“I’m not a moody teenager anymore. I grew up and gained perspective, Jaya. That’s all.”
It was a shallow answer when the truth was more complicated, not something he was sure he could ever explain. He’d left Kekon in search of the indefinable. A sense of who he was, independent of the clan. An answer to the nagging question of who he could’ve been, if his uncle hadn’t taken him from his birth mother and made him the first son of the Kaul family. When he’d joined GSI, he’d imagined that the foreigners were right—the world of Green Bones was brutal and outdated, nothing like the rest of the world.
Now he knew better. There was jade and blood and cruelty everywhere.
After leaving GSI, he’d wandered without any destination in mind, chased wherever he went by guilty memories and the vague dread that he was tainted for breaking aisho and could never return home for fear of bringing disfavor back with him. Instead, he traveled east across the Orius continent and spent two months in Lybon, Stepenland, hoping to awaken some revelatory connection to the city of his birth. It was a pleasant place, utterly foreign, rarely a Kekonese person in sight. He felt nothing there.
He left and crossed the ocean to Karandi, then went on to the Spenius continent, then south to Alusius. Along the way he worked menial jobs for cash, more to do something with himself than any real need for money. He cut wood and stacked boxes, cleaned tables and mopped floors. He wore his jade hidden, like a thief.
He’d been living in a motel room across from a pleasantly quiet beach on the Alusian side of the Mesumian Sea when he received a phone call from Teije Inno, one of the few people he’d kept in touch with after leaving GSI and who knew where he was. Over the phone, Teije apologized. For the whole time they’d known each other and been friends, he’d been a White Rat for the No Peak clan. Now Teije was calling on behalf of the Horn, to give Niko the news that his brother had been killed.
_______
When Bero was done speaking, Niko nodded and turned off the recorder. “You’ve been very helpful,” he said. He took a pen from his pocket and wrote on the envelope that he’d left beside the television. “The money in the envelope is yours, but I’m also giving you a phone number in the Weather Man’s office. If you call tomorrow morning, and say who you are, they’ll have orders from me to find you a place to live that’s better than this dump. Three months of rent will be paid for. You can use that time to get sober and find a job and maybe improve your life. Or you can spend the money to drink yourself to death in slightly nicer surroundings. The offer is there for tomorrow only. It’s up to you.” He stood to go.

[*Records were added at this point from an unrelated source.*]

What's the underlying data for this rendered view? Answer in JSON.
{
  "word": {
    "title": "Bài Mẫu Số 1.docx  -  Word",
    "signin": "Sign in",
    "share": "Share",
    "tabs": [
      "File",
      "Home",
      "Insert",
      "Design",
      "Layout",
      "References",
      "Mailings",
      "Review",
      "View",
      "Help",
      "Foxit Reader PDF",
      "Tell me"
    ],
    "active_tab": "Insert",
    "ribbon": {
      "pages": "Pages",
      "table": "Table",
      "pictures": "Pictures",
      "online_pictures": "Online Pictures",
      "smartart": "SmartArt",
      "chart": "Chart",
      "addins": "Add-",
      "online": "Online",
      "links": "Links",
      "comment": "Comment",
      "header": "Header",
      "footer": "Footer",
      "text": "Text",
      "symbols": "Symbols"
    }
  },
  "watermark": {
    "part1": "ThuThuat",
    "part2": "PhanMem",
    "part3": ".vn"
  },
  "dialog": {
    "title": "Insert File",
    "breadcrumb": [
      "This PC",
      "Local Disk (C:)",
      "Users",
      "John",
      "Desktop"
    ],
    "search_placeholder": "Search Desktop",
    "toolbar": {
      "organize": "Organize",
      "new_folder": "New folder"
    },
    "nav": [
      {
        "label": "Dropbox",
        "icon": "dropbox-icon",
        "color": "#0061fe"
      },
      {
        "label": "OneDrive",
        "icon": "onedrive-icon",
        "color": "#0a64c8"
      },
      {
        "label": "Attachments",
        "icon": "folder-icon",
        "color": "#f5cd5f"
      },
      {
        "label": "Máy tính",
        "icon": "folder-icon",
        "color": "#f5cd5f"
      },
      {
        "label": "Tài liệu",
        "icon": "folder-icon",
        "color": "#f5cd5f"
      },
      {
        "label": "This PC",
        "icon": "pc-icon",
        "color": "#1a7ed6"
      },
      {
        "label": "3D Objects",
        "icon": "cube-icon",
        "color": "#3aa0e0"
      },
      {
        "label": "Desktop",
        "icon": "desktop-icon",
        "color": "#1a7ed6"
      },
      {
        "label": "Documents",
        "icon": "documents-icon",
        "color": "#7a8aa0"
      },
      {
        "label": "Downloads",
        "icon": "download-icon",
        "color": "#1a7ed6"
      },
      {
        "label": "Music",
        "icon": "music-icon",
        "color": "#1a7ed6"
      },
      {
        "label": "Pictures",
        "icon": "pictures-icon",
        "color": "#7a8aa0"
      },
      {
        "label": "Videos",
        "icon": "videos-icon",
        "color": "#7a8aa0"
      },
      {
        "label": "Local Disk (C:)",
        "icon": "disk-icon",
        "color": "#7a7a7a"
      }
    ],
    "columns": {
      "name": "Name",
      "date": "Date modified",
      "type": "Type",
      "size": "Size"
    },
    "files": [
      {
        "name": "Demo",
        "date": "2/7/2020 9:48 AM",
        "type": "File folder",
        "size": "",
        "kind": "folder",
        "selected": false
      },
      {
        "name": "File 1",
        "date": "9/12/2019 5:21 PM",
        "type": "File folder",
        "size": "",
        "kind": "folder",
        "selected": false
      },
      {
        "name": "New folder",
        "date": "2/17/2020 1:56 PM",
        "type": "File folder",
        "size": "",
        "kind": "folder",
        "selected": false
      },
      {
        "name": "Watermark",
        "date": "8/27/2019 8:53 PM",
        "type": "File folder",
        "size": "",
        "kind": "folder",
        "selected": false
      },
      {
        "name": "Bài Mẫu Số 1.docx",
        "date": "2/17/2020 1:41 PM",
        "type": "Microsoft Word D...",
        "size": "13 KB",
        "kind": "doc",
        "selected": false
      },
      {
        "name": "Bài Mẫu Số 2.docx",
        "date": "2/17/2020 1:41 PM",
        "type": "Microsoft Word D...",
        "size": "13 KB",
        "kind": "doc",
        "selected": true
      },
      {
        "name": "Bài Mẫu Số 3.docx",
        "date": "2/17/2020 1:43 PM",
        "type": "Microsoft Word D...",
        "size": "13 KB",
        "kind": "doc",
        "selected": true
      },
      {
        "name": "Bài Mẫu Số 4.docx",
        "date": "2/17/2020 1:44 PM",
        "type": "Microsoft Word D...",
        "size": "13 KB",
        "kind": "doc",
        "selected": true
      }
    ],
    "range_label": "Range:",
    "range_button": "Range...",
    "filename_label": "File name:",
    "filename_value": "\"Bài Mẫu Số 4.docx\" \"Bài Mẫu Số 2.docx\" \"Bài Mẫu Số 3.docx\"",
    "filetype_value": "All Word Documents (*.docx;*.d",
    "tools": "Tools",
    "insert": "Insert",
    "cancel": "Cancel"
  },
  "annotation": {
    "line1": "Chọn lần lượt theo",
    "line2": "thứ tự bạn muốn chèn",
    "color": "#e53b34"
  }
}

“You’re done?” His interviewee sounded disappointed, almost angry. As Niko reached the door, Bero called after him. “Hey, wait! You asked me plenty of questions, so I get to ask you a question too. That’s only fair, right?”
Niko turned around. Bero was climbing to his feet, bloodshot eyes fixed in a reckless stare. “That’s a really nice necklace you’re wearing. Really distinctive looking. Tell me something. How did you get that jade?”
Niko brought a hand up to the string of beads around his neck, each stone identical and flawless, separated with black spacers on a silver chain. “It belonged to my father,” Niko said. “I earned it, piece by piece, by proving myself in the clan.”
Bero gave a strange giggle. “Your father was Kaul Lan, the Pillar of No Peak. You’re his son.”
“That’s generally how it works, yes,” Niko said impatiently.
The man pointed to him. “I’d recognize that jade anywhere, because it used to be on my neck.” He jabbed a finger proudly toward his own chest. “I was more than just a tool for the foreigners, you know. Before that, I was a smuggler and a thief, a grave robber, and most of all, I was a killer. Everyone around me ends up feeding worms. I’m a fucking demigod of death, keke. I’ve probably killed more people than most Green Bones. More people that you have, I bet.”
Bero’s grin was the leer of a bleached skull. “Long ago, the Mountain sent me after your da. I did it for the jade. That jade. I found him at the Docks and I pulled the trigger. I started the clan war all those years ago. I’m the reason you’re an orphan. And here we are.” He laughed like an injured hyena. “Finally, the gods are tying up their sick comedy act.”
When Niko had walked into the room, the man on the floor had been a tired, huddled figure wrapped in sour apathy. Now he was standing straight, his thinning hair drooping over dark eyes that shone down into the bottomless well of rage and despair that came from staring too long into an abyss and seeing nothing. His sweating face bore the mad stamp of a man holding a knife to his own throat and shouting, desperate for recognition at the end of it all.